After Mary Kom’s name was announced for Tokyo, Zareen demanded a “fair trial” and called for a fight against her. But her plea was rejected by the Boxing Federation of India which defended its decision by citing Mary Kom’s “consistent performance”.
Meanwhile, a peeved Mary Kom asked in 2019: “Who is Nikhat Zareen?”
Zareen then wrote to the federal sports minister, again demanding a “fair chance”. Much to Mary Kom’s annoyance, the minister ordered a bout between the two players. Mary Kom beat Zareen with a 9-1 verdict, their bitter “trial” ending without a customary handshake.
The controversy upset Zareen but she said she soon came to terms with it. “I take challenges in a positive way. There will always be obstacles. But these challenges make me a much stronger person,” she said.
She says boxing teaches people to cope with challenges. “It makes you stronger physically and mentally. After I became a boxer, I felt more independent. I had no fear as I could protect myself.”
Zareen also said she is inspired by Mary Kom’s feats in world boxing. Once the veteran quit the scene, Nikhat asserted her supremacy with back-to-back gold in 52kg and 50 kg categories in Istanbul and New Delhi. She also won gold in the Commonwealth Games held in Birmingham last year.
But her gold-winning performance in Turkey last year remains a special memory. “Turkey is a lucky country for my daughter. She won the world juniors and the senior world gold there,” said Ahmed.
Olympic medal next dream
Zareen told Al Jazeera winning back-to-back world championship gold medals was tough.
“The first one I won at Istanbul in Turkey. It was my first championship gold medal. It is special because I won outside India and I didn’t have the support of the home crowd, the kind that I got in the New Delhi championship,” she said.

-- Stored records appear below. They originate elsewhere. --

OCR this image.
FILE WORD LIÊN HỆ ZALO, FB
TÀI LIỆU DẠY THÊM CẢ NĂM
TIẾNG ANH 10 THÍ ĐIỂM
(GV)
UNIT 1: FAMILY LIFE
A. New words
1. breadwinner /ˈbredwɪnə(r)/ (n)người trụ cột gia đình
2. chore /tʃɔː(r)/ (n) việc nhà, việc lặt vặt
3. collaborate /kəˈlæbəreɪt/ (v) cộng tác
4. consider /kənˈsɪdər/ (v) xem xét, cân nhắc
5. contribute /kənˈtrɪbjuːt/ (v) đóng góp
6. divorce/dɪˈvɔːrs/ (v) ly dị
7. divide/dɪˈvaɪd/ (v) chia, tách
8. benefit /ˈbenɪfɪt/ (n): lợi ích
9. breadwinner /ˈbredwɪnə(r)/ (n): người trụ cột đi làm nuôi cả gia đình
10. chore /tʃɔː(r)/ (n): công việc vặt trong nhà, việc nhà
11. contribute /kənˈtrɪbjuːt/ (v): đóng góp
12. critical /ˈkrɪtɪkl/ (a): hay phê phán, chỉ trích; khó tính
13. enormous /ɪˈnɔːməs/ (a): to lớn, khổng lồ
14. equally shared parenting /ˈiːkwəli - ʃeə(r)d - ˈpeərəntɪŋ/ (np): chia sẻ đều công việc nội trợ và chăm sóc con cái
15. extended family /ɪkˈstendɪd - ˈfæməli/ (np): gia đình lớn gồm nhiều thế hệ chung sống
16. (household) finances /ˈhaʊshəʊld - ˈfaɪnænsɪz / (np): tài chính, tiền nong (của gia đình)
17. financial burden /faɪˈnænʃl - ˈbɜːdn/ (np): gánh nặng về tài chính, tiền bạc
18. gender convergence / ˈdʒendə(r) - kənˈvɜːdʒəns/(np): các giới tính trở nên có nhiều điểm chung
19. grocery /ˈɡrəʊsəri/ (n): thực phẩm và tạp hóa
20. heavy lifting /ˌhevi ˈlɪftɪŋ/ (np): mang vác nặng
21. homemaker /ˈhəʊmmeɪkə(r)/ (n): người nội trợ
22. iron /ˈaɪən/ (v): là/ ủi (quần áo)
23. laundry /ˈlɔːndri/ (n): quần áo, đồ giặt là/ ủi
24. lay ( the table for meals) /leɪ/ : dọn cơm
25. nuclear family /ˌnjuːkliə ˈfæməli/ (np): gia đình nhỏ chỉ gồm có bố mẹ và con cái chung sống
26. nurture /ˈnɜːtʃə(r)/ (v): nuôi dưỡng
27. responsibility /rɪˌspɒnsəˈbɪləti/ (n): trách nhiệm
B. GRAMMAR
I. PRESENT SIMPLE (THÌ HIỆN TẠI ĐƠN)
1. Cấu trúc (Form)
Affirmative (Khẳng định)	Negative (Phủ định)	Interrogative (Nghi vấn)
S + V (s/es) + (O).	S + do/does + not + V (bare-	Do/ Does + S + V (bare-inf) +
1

“In this year’s world championship, I fought six bouts and I was unseeded since I was in the 50kg category. But I defeated an African champion, two-time Asian Games medallists, Rio Olympic bronze medallist and the Vietnamese girl, Nguyen Thi Tam, in the final.
“All were tough opponents and I managed to win the gold. I was very happy as I could defeat [Tam] in the finals. I had lost to her in the Asian championship. I wanted to take a sweet revenge and I did it.”
On her growing stardom, Nikhat says, “Who doesn’t like stardom? Everyone enjoys the accolades, fame and success. I am also enjoying it.
“But I am aware of the next few hurdles. I know I need to work hard. Until I achieve my dream of winning an Olympic gold, I would not like to stop my hard work.”
Next target? The Asian Games to be held in September, she says.
“I will try to win a medal and qualify for the Paris Olympics. I hope I will become the first woman boxer to win an Olympic gold medal for my country.”